* Paulliny Gualberto Tort *

Uma das coisas mais loucas que ouvi nos últimos tempos veio do Sérgio Sant’Anna: “no Brasil, está se escrevendo demais”. Considero o Sérgio um escritor muito digno, mas soltei uma interjeição qualquer quando li essa frase e até o cachorro que dormia no tapete, assustado com minha reação, ergueu as orelhas. Se existe uma justa medida para a quantidade de textos que deve circular em um país, por favor, me informem a respeito dela. Porque a mim parece dificultoso precisar o momento em que é necessário frear as máquinas que cospem livros e dizer “chega disso, que aqui não aguentamos mais”.

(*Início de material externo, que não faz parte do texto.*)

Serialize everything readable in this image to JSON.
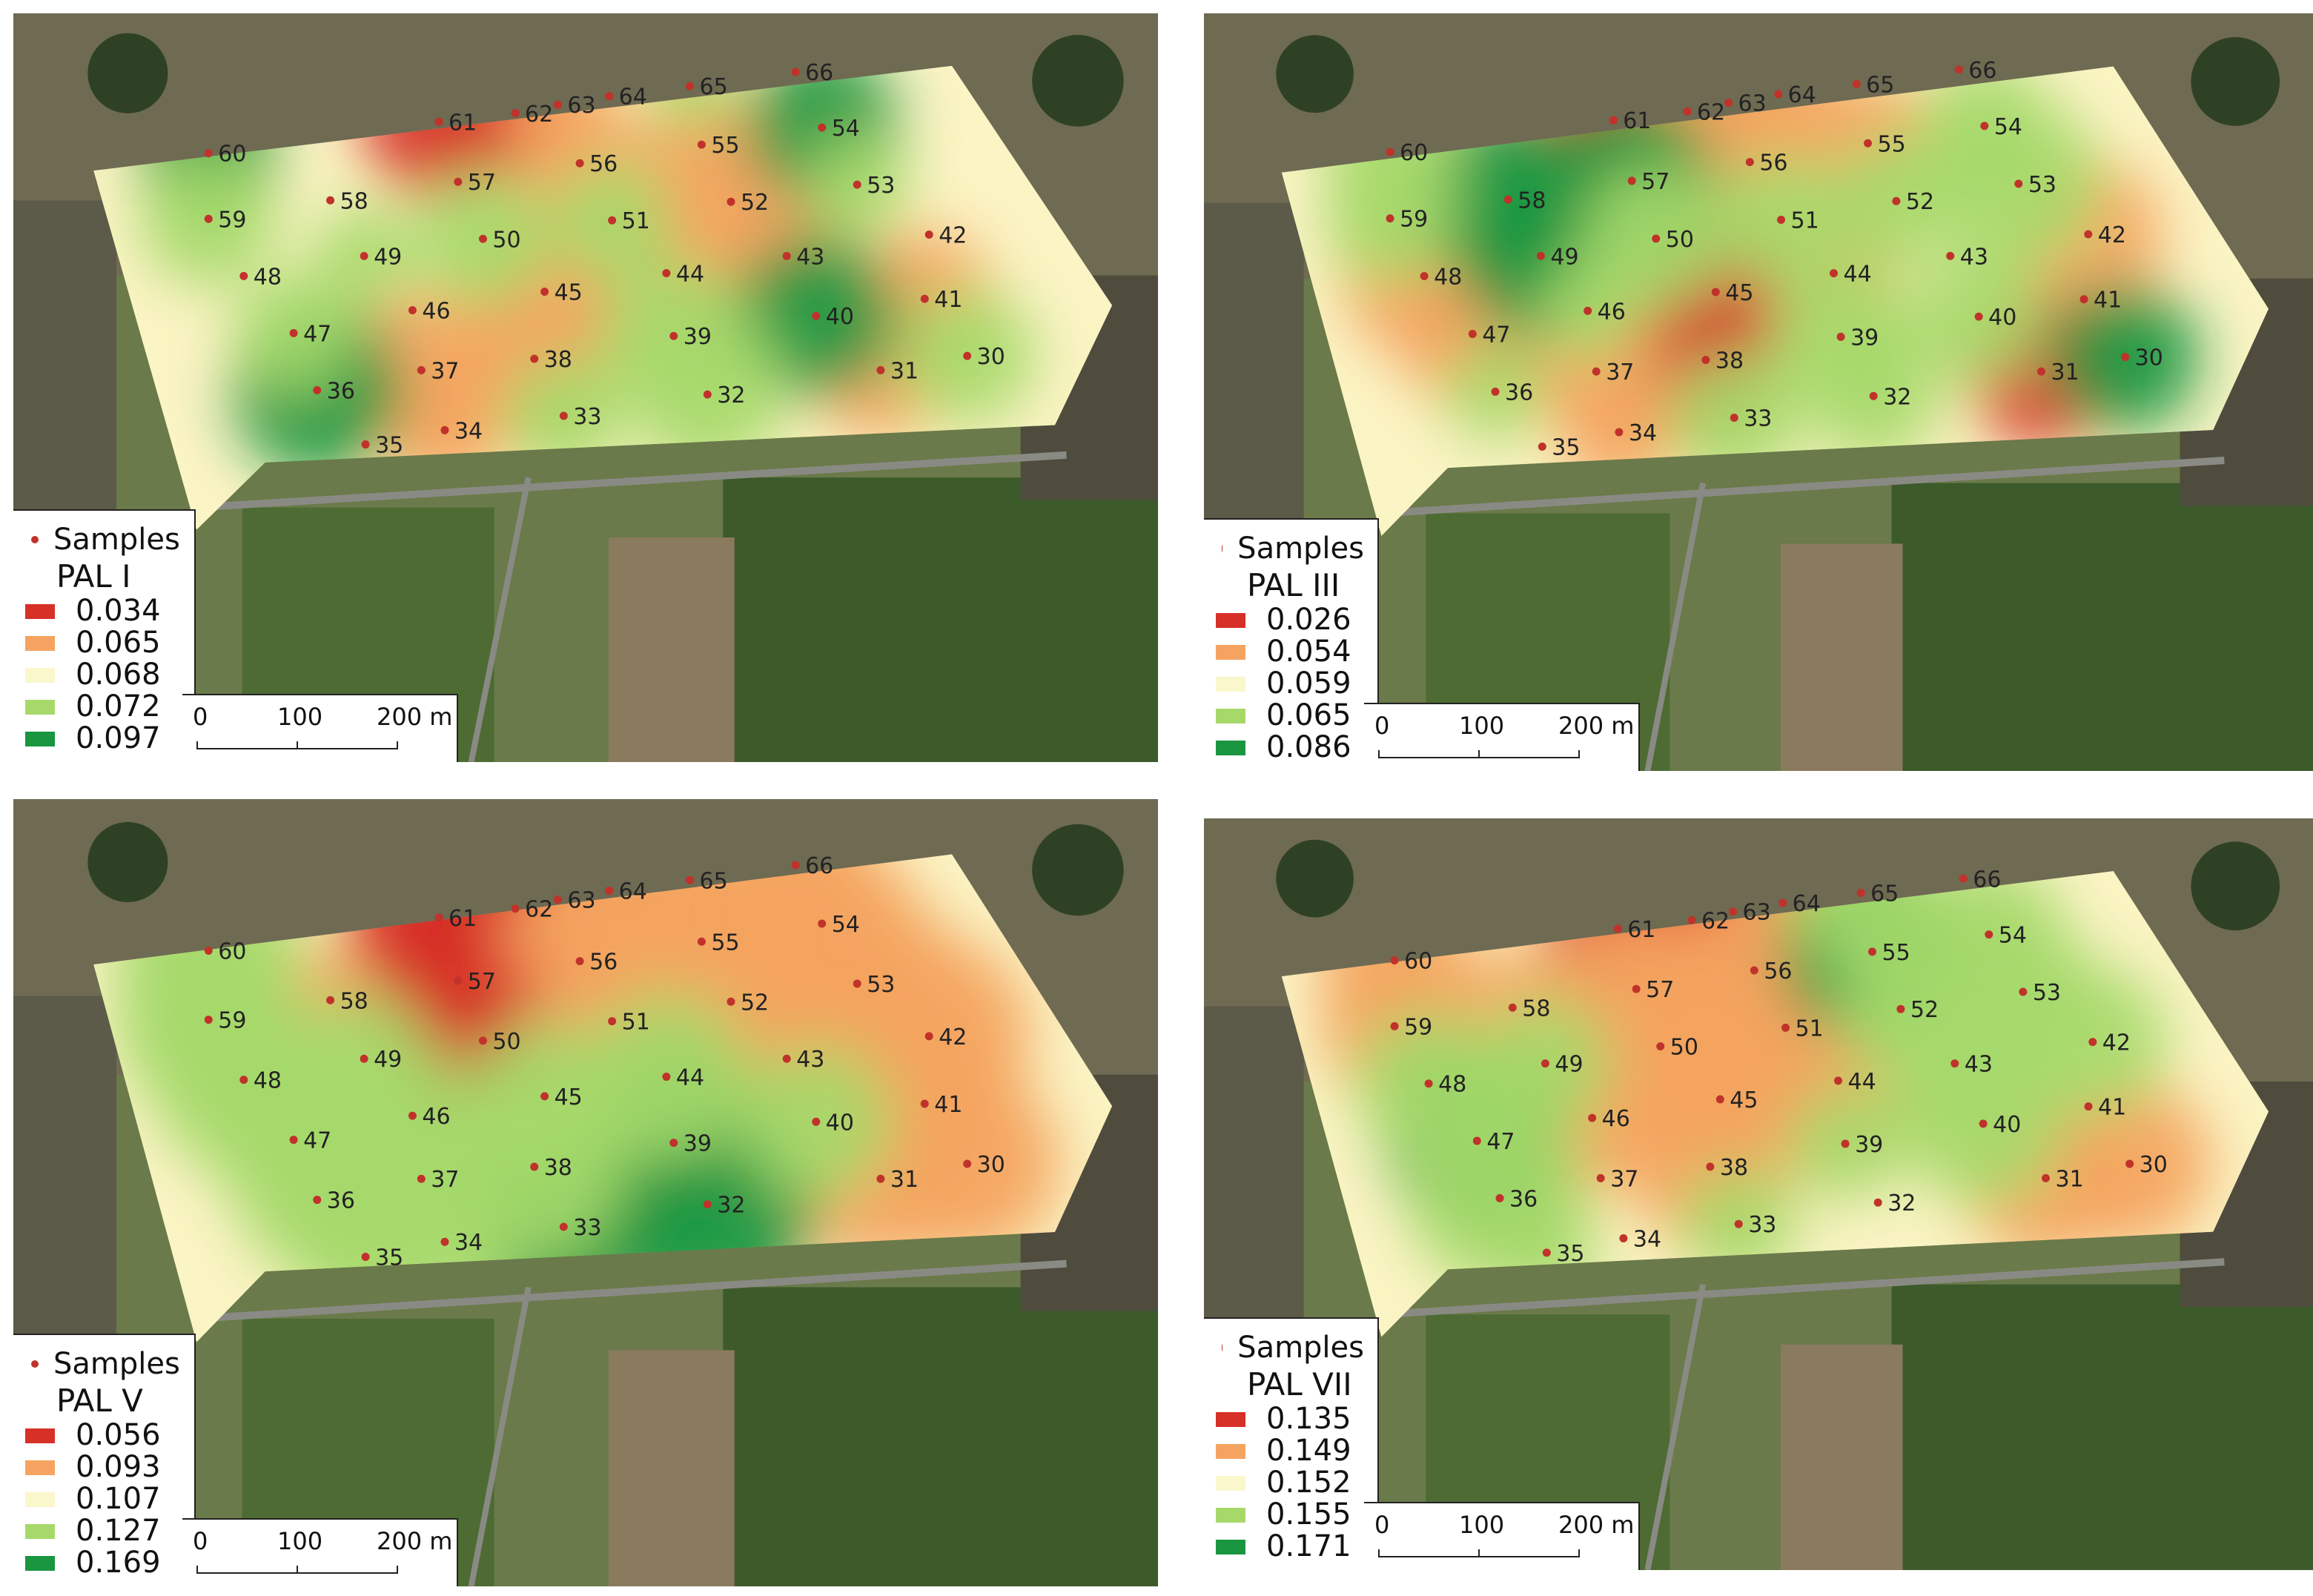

Entendo que a preocupação do Sérgio, a quem ainda não tive o prazer de conhecer pessoalmente, diz respeito à escassez de leitores em um mercado que não cessa de trazer novos livros às prateleiras. Tanta oferta em um universo de pingada demanda só pode fechar uma conta negativa. Mas não acredito que a contenção daqueles que desejam escrever seja uma boa resposta para esta matemática. Afinal, se escrevem demais neste país, quem faz parte do excedente que deve ser contido? Alguém consegue determinar quais são as vozes dispensáveis? Quando falamos em excesso de escritores, temos necessariamente de buscar definições sobre quem pode e quem não pode escrever e publicar. E aí temos um problema.

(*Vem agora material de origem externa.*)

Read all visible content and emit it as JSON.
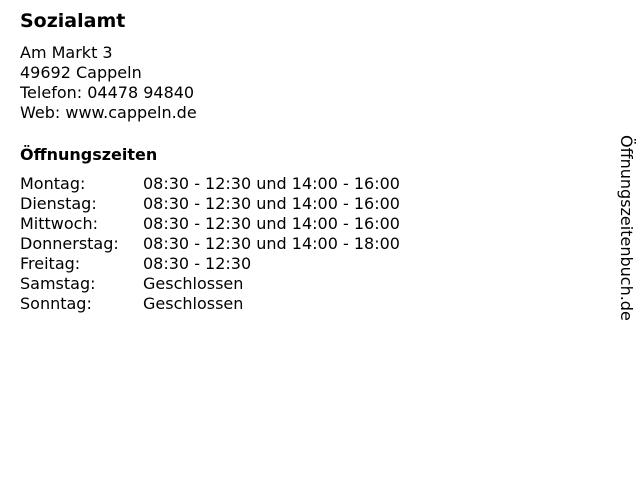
{
  "title": "Sozialamt",
  "address": {
    "street": "Am Markt 3",
    "city": "49692 Cappeln",
    "phone": "Telefon: 04478 94840",
    "web": "Web: www.cappeln.de"
  },
  "hours_title": "Öffnungszeiten",
  "hours": [
    {
      "day": "Montag:",
      "time": "08:30 - 12:30 und 14:00 - 16:00"
    },
    {
      "day": "Dienstag:",
      "time": "08:30 - 12:30 und 14:00 - 16:00"
    },
    {
      "day": "Mittwoch:",
      "time": "08:30 - 12:30 und 14:00 - 16:00"
    },
    {
      "day": "Donnerstag:",
      "time": "08:30 - 12:30 und 14:00 - 18:00"
    },
    {
      "day": "Freitag:",
      "time": "08:30 - 12:30"
    },
    {
      "day": "Samstag:",
      "time": "Geschlossen"
    },
    {
      "day": "Sonntag:",
      "time": "Geschlossen"
    }
  ],
  "side_label": "Öffnungszeitenbuch.de"
}
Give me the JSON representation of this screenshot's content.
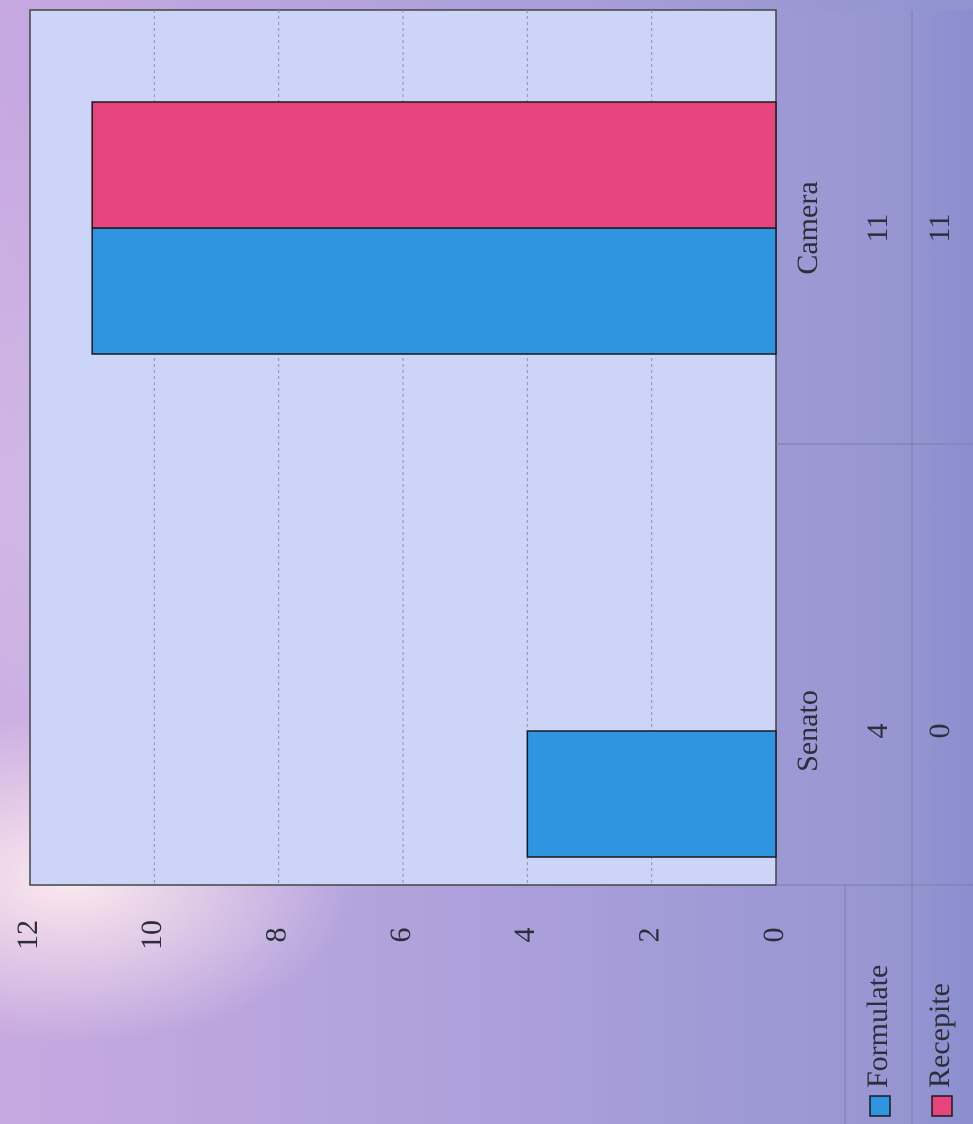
{
  "chart_data": {
    "type": "bar",
    "orientation": "rotated-90-clockwise",
    "categories": [
      "Senato",
      "Camera"
    ],
    "series": [
      {
        "name": "Formulate",
        "values": [
          4,
          11
        ],
        "color": "#2f95e0"
      },
      {
        "name": "Recepite",
        "values": [
          0,
          11
        ],
        "color": "#e5457c"
      }
    ],
    "yticks": [
      "0",
      "2",
      "4",
      "6",
      "8",
      "10",
      "12"
    ],
    "ylim": [
      0,
      12
    ],
    "grid": true,
    "plot_background": "#ccd4f7",
    "data_table": {
      "rows": [
        {
          "label": "Formulate",
          "cells": [
            "4",
            "11"
          ]
        },
        {
          "label": "Recepite",
          "cells": [
            "0",
            "11"
          ]
        }
      ]
    }
  }
}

No oceano das publicações, há inúmeros livros que não atendem aos parâmetros daquilo que consideramos um bom texto. De partida, poderíamos dizer que estes autores não fariam falta. Assim como também não notaríamos a ausência dos bons escritores que ainda não encontraram assento no meio editorial e que, por isso, quase não são lidos, resenhados, prescritos (neste nicho, estão alguns ganhadores de prêmios importantes). Ora, quem então merece figurar nesse país das maravilhas que é o campo literário? As Alices de sempre? Os que já estão bem cimentados em grandes editoras e que raramente são confrontados mesmo quando suas obras apresentam fragilidades que a crítica mais feroz finge não notar? Eis uma questão intrigante.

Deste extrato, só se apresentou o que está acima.